= The Wounded Lion =

Spanish fairy tale

The Wounded Lion is a Spanish fairy tale collected by D. Francisco de S. Maspons y Labros, in Cuentos Populars Catalans. Andrew Lang included it in The Pink Fairy Book.

== Synopsis ==
A poor girl got a job herding cows. One day, she heard a moan, and found a lion with a thorn in its paw. She pulled it out, and the lion thanked her by licking her hand, but she could not find the cows again. Her master beat her and set her to herding donkeys. A year later, she found the lion wounded again, and when she aided it, the donkeys vanished. Her master beat her again and set her to herding pigs. A year later, the lion appeared for a third time, wounded, she aided it, the pigs vanished, and she decided to wait and see if she could find them.

She climbed a tree and saw a man coming down a path and vanishing behind a rock at sunset. She decided to stay until she saw him come out. At dawn, a lion came out. She went down and behind the rock. A beautiful house stood there; she tidied it up and ate a meal before coming out to climb the same tree. The man came at the same time, and the next morning, the lion looked about before going on.

After three days of this, she could not discover his secret, so she descended and asked him. He told that he was enchanted by a giant into that form by day and was the lion she had helped; furthermore, the giant had stolen the cows, donkeys, and pigs in revenge for her aid. She wanted to free the man. He told her that the only way was to get a lock of hair from the king's daughter and make a cloak from it for the giant.

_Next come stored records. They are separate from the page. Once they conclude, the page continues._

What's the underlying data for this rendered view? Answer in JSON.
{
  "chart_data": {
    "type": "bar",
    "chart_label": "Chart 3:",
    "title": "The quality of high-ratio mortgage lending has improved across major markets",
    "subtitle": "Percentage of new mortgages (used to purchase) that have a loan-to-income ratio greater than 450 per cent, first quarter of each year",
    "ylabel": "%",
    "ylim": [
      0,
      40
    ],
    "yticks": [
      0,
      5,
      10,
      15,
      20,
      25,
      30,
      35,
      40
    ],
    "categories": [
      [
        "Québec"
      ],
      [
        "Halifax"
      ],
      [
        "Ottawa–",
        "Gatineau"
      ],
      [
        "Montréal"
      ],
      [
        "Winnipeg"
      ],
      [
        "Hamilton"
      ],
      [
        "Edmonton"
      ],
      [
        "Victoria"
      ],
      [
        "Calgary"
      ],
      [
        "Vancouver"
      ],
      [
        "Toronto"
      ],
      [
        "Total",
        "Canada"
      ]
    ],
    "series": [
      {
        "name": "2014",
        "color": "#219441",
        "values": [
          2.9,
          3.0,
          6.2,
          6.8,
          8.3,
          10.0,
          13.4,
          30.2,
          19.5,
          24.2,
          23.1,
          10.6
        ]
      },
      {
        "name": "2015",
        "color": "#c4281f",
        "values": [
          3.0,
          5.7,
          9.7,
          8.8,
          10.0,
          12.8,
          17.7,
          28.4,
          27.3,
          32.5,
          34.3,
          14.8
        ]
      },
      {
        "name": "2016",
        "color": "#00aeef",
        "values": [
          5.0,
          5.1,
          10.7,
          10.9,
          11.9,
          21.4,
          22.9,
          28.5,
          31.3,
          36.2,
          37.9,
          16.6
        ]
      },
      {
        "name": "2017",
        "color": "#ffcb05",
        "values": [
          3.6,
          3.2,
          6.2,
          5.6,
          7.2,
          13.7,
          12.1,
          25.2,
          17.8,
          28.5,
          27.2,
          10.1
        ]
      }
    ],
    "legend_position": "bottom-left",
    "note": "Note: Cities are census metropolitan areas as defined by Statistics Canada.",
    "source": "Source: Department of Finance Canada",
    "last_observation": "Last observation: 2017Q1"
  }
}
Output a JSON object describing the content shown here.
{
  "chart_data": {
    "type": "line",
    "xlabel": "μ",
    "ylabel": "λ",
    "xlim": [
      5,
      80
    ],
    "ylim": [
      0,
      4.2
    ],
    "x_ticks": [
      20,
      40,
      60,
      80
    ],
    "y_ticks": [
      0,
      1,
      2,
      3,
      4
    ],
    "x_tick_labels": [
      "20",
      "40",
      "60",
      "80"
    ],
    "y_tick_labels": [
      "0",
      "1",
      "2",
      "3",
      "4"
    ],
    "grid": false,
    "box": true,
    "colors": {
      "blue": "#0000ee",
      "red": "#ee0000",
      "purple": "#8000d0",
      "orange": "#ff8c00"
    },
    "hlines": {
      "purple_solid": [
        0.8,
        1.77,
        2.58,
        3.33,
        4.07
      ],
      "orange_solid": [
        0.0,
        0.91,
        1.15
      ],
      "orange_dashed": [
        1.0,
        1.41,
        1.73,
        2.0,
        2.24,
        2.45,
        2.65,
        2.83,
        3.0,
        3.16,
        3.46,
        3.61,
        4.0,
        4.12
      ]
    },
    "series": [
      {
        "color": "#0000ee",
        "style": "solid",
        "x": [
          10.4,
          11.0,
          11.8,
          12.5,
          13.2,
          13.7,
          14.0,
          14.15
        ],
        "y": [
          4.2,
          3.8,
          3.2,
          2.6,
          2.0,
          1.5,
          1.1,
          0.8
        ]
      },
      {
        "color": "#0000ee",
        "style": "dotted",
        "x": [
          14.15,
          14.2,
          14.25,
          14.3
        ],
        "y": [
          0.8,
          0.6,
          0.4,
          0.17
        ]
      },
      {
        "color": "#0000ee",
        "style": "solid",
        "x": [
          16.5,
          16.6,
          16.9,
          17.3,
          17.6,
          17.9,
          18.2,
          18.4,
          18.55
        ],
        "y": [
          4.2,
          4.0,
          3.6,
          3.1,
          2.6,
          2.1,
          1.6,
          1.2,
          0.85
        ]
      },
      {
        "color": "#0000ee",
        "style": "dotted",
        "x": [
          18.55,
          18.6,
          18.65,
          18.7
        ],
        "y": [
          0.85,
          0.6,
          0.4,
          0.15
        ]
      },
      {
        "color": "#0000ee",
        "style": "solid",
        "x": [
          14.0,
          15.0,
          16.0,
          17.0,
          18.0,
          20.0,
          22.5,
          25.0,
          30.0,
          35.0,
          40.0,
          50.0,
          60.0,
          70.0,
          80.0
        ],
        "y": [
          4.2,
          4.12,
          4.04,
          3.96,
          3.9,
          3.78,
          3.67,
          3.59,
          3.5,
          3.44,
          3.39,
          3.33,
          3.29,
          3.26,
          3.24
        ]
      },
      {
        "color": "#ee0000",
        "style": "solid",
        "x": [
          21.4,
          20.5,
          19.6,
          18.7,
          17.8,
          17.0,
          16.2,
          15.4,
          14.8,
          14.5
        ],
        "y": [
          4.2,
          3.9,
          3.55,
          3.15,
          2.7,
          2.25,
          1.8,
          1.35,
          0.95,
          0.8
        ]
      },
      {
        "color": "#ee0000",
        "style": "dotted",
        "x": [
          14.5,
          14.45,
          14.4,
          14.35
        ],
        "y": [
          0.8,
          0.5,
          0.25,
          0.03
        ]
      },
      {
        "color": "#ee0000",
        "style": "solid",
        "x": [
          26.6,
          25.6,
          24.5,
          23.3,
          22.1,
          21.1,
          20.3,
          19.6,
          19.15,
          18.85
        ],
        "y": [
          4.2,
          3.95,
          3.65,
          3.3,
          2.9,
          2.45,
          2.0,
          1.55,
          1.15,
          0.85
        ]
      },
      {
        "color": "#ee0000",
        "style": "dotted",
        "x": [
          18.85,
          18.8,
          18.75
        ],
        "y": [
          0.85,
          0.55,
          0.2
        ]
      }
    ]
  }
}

The girl got the princess to hire her as a scullion. She dressed very neatly every day, and it came to the ears of the princess, who set her to comb her hair. The girl begged a lock of hair from her until she gave it. The girl wove a coat from it, but it was too small. She went back to the princess, who gave her another lock on the condition that she would find her a prince to marry. The girl said she had already found him, took the lock, and made the coat larger. The giant asked her what reward she wanted. She wanted to turn the lion back into a man. After some argument, the giant told her to kill the lion, cut him up into pieces, burn them, and throw the ash into water. The prince would arise from it a man.

She went away weeping, afraid that the giant had lied and she would kill the prince. The prince comforted her and told her to do it, and it worked. He said he would marry her. The girl told him she had promised the princess that she had found her a bridegroom. They went back to the princess, and her parents, the king and queen, knew him for their own son. So he married the girl who had saved him.